PGKET: A Photonic Gaussian Kernel Enhanced Transformer
This work addresses efficiency issues in transformers for long sequences, potentially benefiting photonic computing and machine learning applications, but appears incremental as it builds on existing transformer and photonic methods.
The paper tackles the inefficiency of self-attention mechanisms in transformers for long sequences by proposing PGKET, which uses a photonic Gaussian kernel self-attention mechanism based on photon interferometry and superposition. Experimental results show it outperforms some state-of-the-art transformers in multi-classification tasks on MedMNIST v2 and CIFAR-10.
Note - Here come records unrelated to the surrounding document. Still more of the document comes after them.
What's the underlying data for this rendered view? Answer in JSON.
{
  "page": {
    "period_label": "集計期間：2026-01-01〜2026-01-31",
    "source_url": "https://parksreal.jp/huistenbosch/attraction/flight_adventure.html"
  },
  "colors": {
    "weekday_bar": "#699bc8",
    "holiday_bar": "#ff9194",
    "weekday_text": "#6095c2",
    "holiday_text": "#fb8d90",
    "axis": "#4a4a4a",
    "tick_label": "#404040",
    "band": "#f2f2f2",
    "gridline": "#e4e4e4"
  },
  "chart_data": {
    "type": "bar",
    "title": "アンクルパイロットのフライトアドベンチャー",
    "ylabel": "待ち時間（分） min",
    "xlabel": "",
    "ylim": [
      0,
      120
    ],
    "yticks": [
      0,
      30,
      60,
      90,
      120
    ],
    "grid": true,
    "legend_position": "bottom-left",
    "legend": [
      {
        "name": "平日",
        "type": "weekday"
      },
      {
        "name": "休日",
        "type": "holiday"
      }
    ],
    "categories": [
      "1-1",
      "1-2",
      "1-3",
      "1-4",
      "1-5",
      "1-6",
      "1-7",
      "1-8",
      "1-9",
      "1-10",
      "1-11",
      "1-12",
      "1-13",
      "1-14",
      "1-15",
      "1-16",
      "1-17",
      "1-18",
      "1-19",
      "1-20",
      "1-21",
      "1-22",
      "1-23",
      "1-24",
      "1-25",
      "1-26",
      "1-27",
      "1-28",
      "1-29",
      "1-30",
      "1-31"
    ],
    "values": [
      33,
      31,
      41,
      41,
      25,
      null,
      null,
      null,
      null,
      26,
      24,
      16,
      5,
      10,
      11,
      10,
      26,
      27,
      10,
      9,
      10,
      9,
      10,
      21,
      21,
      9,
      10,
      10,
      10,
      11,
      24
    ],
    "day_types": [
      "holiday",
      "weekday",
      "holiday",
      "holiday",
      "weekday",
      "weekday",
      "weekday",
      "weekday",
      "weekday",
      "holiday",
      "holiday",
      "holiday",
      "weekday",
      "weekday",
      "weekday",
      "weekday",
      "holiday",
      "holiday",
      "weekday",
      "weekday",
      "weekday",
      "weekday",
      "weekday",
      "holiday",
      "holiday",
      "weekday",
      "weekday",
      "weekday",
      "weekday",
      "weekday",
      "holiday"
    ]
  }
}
Self-Attention Mechanisms (SAMs) enhance model performance by extracting key information but are inefficient when dealing with long sequences. To this end, a photonic Gaussian Kernel Enhanced Transformer (PGKET) is proposed, based on the Photonic Gaussian Kernel Self-Attention Mechanism (PGKSAM). The PGKSAM calculates the Photonic Gaussian Kernel Self-Attention Score (PGKSAS) using photon interferometry and superposition to process multiple inputs in parallel. Experimental results show that PGKET outperforms some state-of-the-art transformers in multi-classification tasks on MedMNIST v2 and CIFAR-10, and is expected to improve performance in complex tasks and accelerate the convergence of Photonic Computing (PC) and machine learning.